Photo Courtesy Aspire Research Center

That build-it-here instinct runs through the whole project. Utah State has spent more than a decade developing wireless charging technology. Researchers built the Aggie Bus, a 20-passenger shuttle powered through wireless charging and later spun the technology into WAVE. They also built the Electric Vehicle and Roadway facility, featuring a quarter-mile test track where industry partners, including Enrx, Electreon, Honda, and Purdue, test embedded charging systems under real driving conditions. The facility opened to the public for the first time last July. 

Freight is the technology’s first target. Heavy-duty trucks consume the most fuel, making them the biggest opportunity for electrification. A fully electrified quarter-mile of road operating at the Utah Inland Port in Salt Lake City is currently charging cars and trucks as they roll across it. Mona Smith, environmental and sustainability director at the Utah Inland Port, put the goal plainly: “to prove that fast charging solutions for heavy-duty battery electric vehicles are possible.” Salt Lake City engineer Mark Stephens elaborated, “ASPIRE’s technology and research efforts to wirelessly charge large transport vehicles in-transit that are capable of towing fully loaded trailers is nothing short of mind-blowing. Scaling this type of wireless charging technology to accommodate in-lane, in-transit charging of heavy-duty electrified vehicles is another step towards revolutionizing the trucking industry.” 
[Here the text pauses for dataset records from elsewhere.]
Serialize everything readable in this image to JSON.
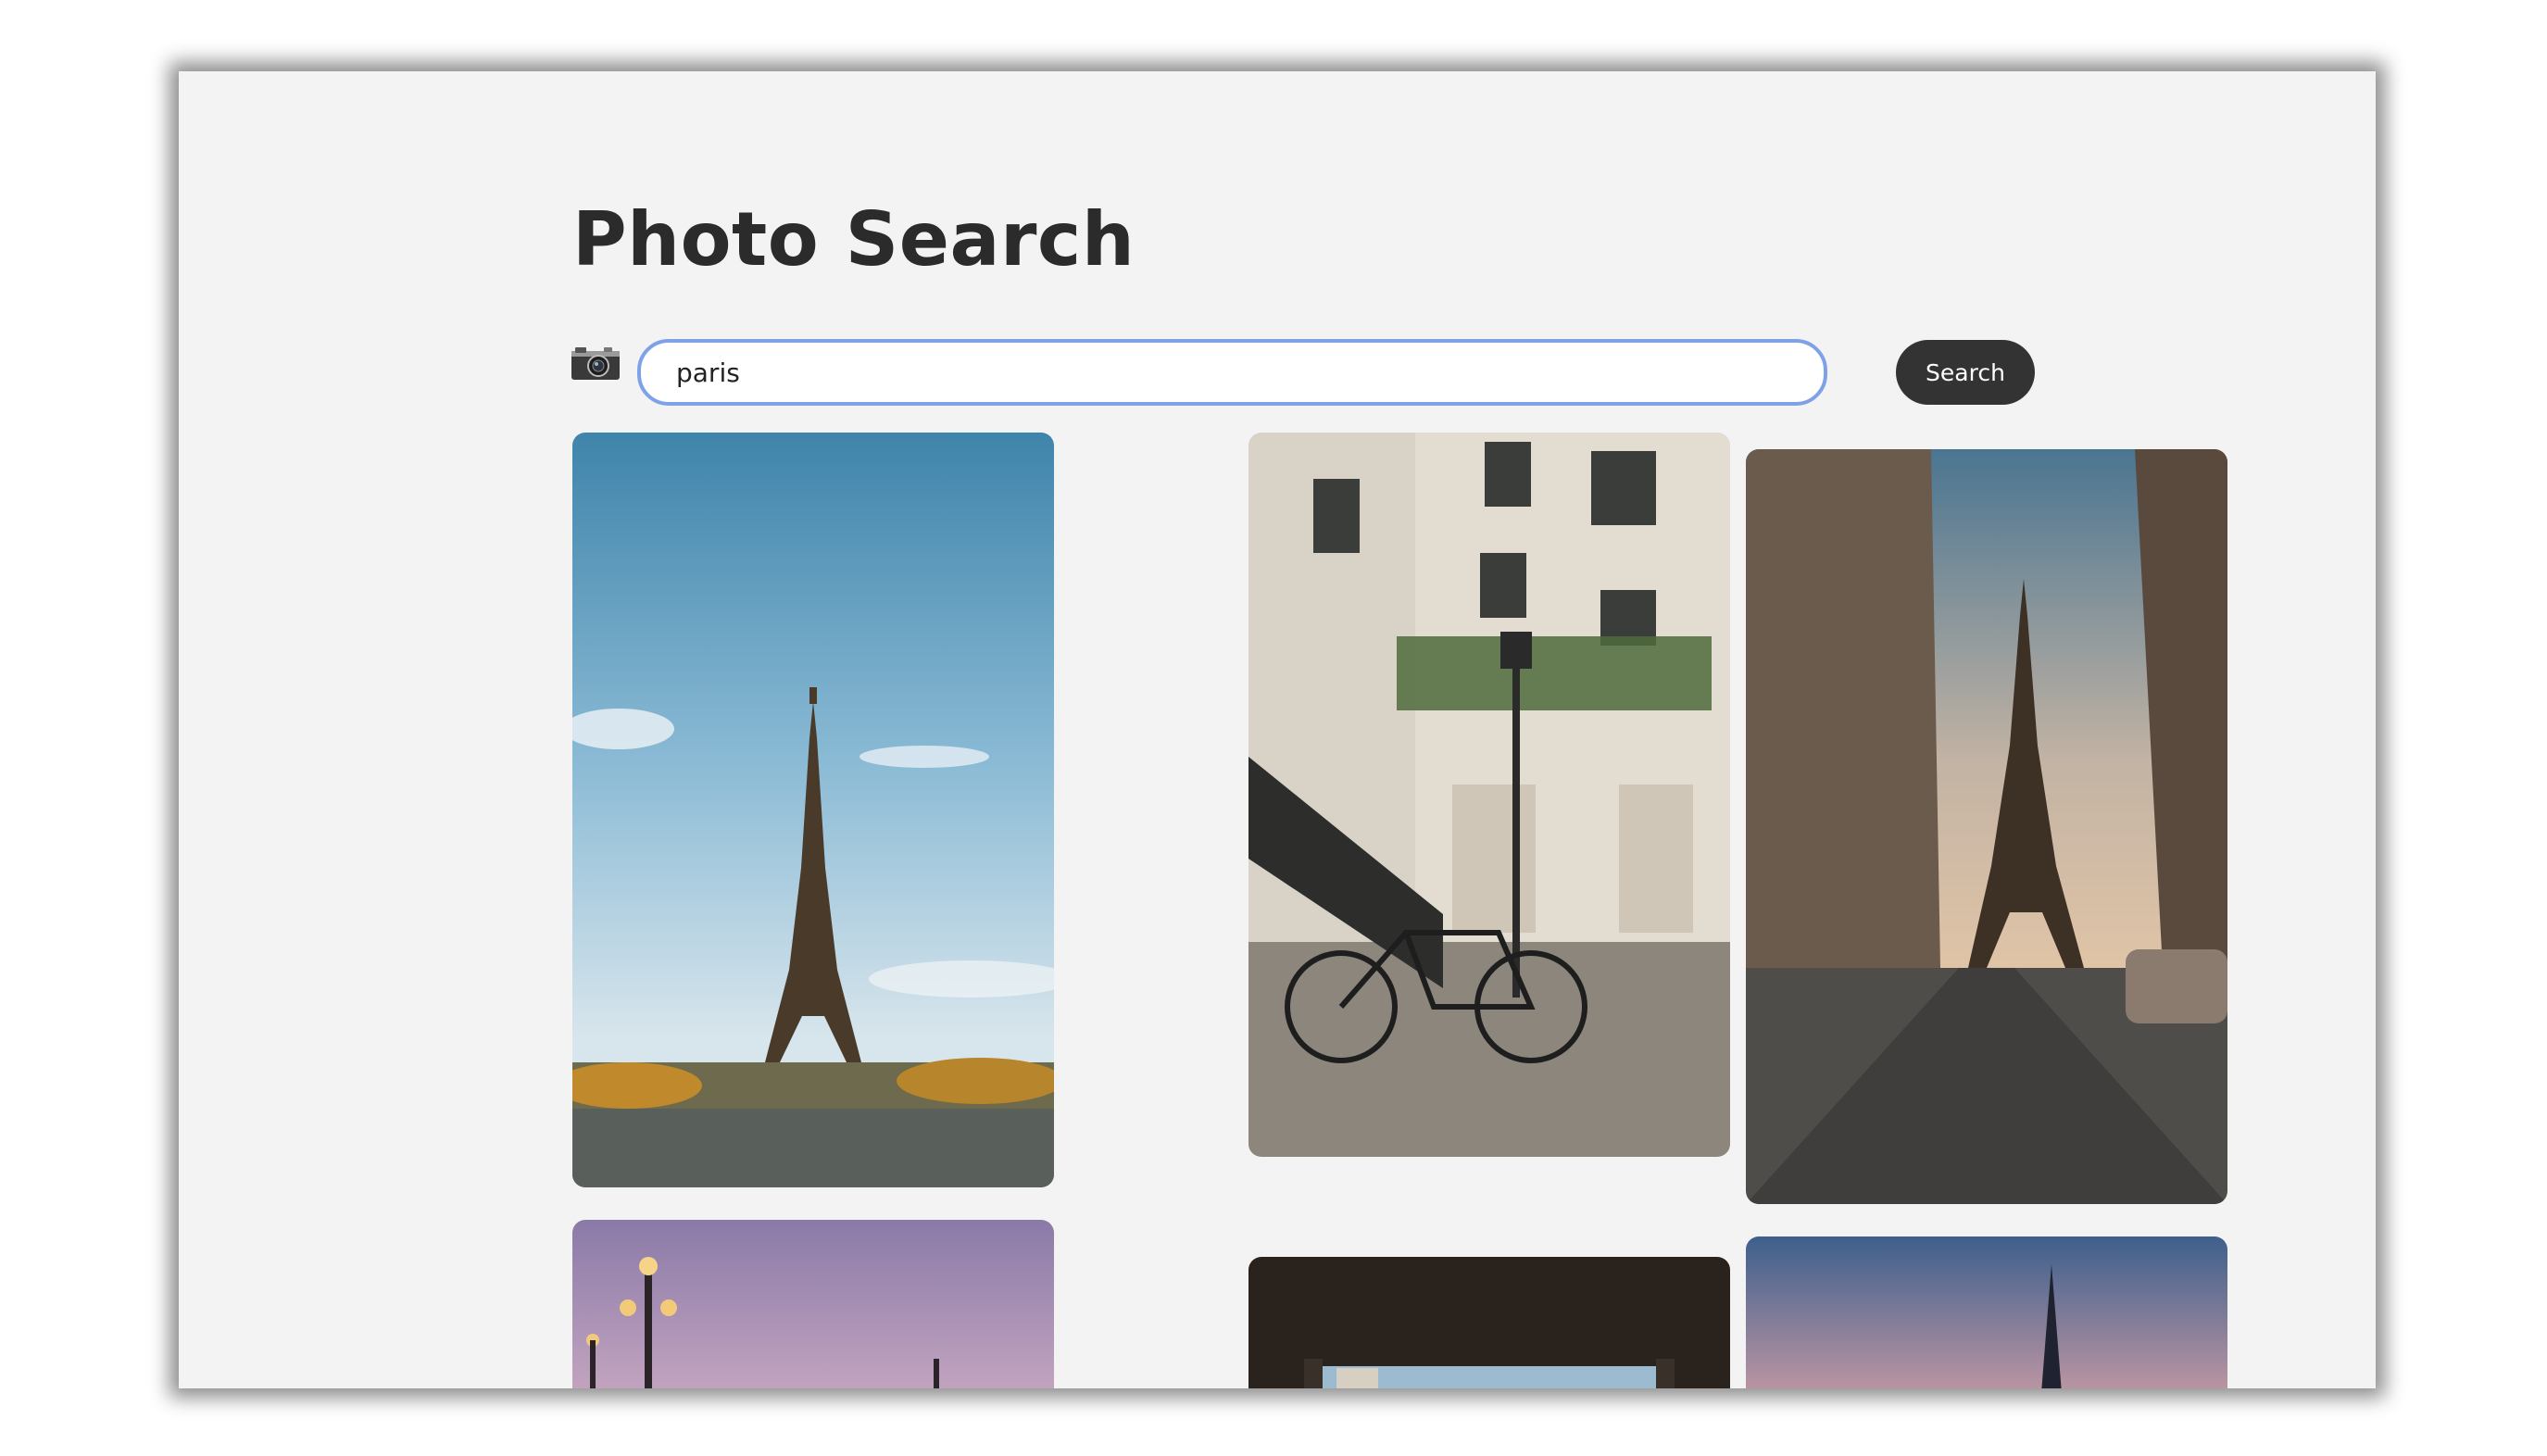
{
  "page": {
    "title": "Photo Search"
  },
  "search": {
    "value": "paris",
    "button_label": "Search"
  },
  "results": [
    {
      "subject": "Eiffel Tower under blue sky"
    },
    {
      "subject": "Bicycle by lamp post in front of Parisian building"
    },
    {
      "subject": "Cobblestone street leading to Eiffel Tower"
    },
    {
      "subject": "Ornate bridge lamps at dusk"
    },
    {
      "subject": "View through open window"
    },
    {
      "subject": "Eiffel Tower at sunset"
    }
  ],
  "colors": {
    "accent_border": "#7ea2e8",
    "button_bg": "#333333",
    "background": "#f3f3f3"
  }
}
To install the system, ASPIRE and Salt Lake City developed the first permitting process for dynamic wireless charging on a public road because no construction codes or design standards yet exist for the emerging technology. “Going through this city process is a significant reason we did this project,” Munk said, noting the team is “forging the frontier” and “establishing a pathway for future installs.” 

Photo Courtesy Aspire Research Center

“A battery-powered electric semi-truck with a 500-mile range would require batteries that weigh over 20,000 pounds and cost over $150,000,” wrote Regan Zane, Director of ASPIRE and a professor at Utah State. Charging while driving allows trucks to carry smaller batteries, reducing weight, cost, and downtime spent plugged into charging stations. Additionally, time spent parked while charging results in slower, more expensive deliveries. 
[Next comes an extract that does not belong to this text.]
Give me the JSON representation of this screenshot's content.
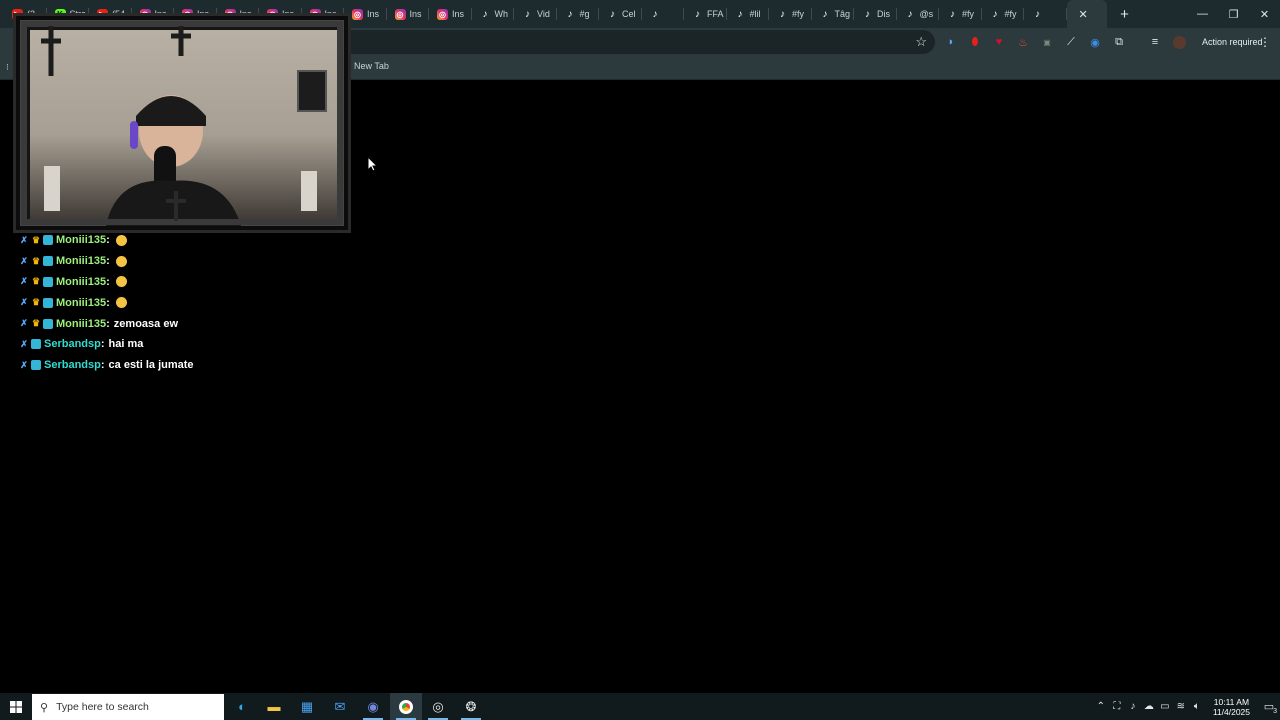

Dynamic charging could also reduce the range anxiety that discourages many drivers from buying electric vehicles. Zane told the Salt Lake Tribune that alternating five miles of charging with 10 to 15 miles of conventional roadway could keep electric trucks moving continuously. The need is growing rapidly, as Zane wrote in 2023, because “while electric vehicles (EVs) represent just over 1% of all registered vehicles in Utah today, their annual growth rate now exceeds 50%, and estimates predict more than 500,000 EVs in the state by 2035.” Cleaner air and improved public health would be additional benefits. 

“This work isn’t about theory — it’s about deploying practical, scalable solutions that benefit everyday Utahns,” Anca Matcovschi, ASPIRE’s chief communications and marketing officer, told KSL. “We’re talking about cleaner air, lower long-term transportation costs, and a more resilient energy future.” ASPIRE also highlighted significant economic impacts: “This project also aims to achieve electrification workforce development (EWD) with the goal of training a skilled workforce capable of developing and deploying electrified roadways.”

Photo Courtesy Aspire Research Center 

For now, the frontier is being forged by students who get to point at a road and say they helped build it. Sally Vogel, a master’s student in electrical engineering, told KSL the work bridges theory and practice: “I learned the theory in class, but then I get to apply it here.” Mechanical engineering student MacKay Baugh expects to look back proudly knowing “my hands [are] in the middle of it.” Meanwhile, Ali is preparing his next concrete test, comparing conventional mixes with stronger engineered versions at different coil depths. “The significance of this work lies in its contribution to efficient and innovative transportation infrastructure” and in moving such technology “closer to practical implementation,” he said. The road of the future gets built one careful batch of concrete at a time.